During the recent official visit of the italian president Giorgio Napolitano to the U.SA., the american president George Bush gave to him the new book of the veteran political reporter Ronald Brownstein, “The Second Civil War“. As Michiko Kakutami reports, the author clearly explains the difference between “hyperpartisanship” and the “age of bargaining” :
Ronald Brownstein contrasts the current age of “hyperpartisanship” with the “age of bargaining,” during which Truman, Eisenhower, Kennedy and Johnson (at least until his landslide victory in 1964) worked and negotiated, usually by necessity, with opponents on the other side of the political aisle. While this system tended to make for incremental, rather than revolutionary, reform, Mr. Brownstein says, “it compelled political leaders who held contrasting views and represented differing constituencies to talk and listen to each other.” It could also lead to big, overarching policy making: most notably, a bipartisan strategy for resisting the Soviet Union and contesting the cold war.

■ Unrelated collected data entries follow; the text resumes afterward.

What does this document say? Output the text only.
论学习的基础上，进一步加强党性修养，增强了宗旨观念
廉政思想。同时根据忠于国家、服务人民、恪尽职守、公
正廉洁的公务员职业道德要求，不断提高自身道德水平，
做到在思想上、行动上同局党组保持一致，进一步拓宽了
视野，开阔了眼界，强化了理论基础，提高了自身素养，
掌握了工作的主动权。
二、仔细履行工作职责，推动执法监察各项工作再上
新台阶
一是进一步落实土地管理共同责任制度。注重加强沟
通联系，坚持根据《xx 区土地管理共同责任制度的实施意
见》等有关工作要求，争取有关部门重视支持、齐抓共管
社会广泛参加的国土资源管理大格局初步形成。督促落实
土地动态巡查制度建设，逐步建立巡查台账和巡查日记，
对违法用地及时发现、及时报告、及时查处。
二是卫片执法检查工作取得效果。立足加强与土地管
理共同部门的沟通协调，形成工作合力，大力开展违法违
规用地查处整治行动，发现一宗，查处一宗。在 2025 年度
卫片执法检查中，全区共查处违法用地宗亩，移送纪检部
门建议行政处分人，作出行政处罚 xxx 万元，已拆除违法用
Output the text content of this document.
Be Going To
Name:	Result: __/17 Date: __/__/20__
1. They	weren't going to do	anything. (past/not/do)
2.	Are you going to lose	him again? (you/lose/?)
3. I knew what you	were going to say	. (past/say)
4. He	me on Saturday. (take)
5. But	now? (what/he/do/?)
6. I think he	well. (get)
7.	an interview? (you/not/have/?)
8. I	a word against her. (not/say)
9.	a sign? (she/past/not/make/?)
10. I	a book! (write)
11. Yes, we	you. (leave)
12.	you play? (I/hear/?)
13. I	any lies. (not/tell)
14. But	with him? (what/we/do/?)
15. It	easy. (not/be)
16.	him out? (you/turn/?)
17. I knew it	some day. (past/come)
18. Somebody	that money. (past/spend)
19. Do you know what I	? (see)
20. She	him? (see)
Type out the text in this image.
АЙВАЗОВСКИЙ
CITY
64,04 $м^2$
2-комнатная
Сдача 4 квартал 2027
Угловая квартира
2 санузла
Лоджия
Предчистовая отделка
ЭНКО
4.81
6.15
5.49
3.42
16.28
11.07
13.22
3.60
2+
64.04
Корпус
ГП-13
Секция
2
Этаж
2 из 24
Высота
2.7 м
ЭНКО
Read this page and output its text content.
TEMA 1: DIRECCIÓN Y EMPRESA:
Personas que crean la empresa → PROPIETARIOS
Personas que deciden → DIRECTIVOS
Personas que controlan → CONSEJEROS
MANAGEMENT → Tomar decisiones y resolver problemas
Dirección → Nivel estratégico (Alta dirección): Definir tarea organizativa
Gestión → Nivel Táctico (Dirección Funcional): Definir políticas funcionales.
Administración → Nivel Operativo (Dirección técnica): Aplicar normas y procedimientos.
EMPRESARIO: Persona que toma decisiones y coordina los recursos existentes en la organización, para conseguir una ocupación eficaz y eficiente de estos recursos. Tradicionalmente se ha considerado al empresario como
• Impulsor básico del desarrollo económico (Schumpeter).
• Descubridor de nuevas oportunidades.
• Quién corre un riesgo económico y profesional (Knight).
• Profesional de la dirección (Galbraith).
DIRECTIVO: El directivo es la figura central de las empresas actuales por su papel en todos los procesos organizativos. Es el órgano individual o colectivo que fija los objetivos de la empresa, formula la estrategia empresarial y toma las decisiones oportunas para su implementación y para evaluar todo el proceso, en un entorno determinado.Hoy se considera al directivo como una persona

Ken Mehlman, the campaign manager for Mr. Bush in 2004, defined the contemporary era of american politics as of “hyperpartisanship.”
E.J. Dionne of the Washington Post adroitly explained the distinction:
“Hand-wringing over extreme partisanship has become a popular cause among learned analysts. They operate from Olympian heights and strain for evenhandedness by issuing tut-tuts to all sides, Democrats and Republicans, liberals and conservatives.
But the evidence of recent days should settle the case: This administration has operated on the basis of a hyperpartisanship not seen in decades. Worse, the destroy-the-opposition, our-team-vs.-their-team approach has infected large parts of the conservative movement and the Republican Party. That’s a shame, since there are plenty of good people in both. Still, the tendency to subordinate principles to win short-term victories and cover up for the administration is, alas, rampant on the right.”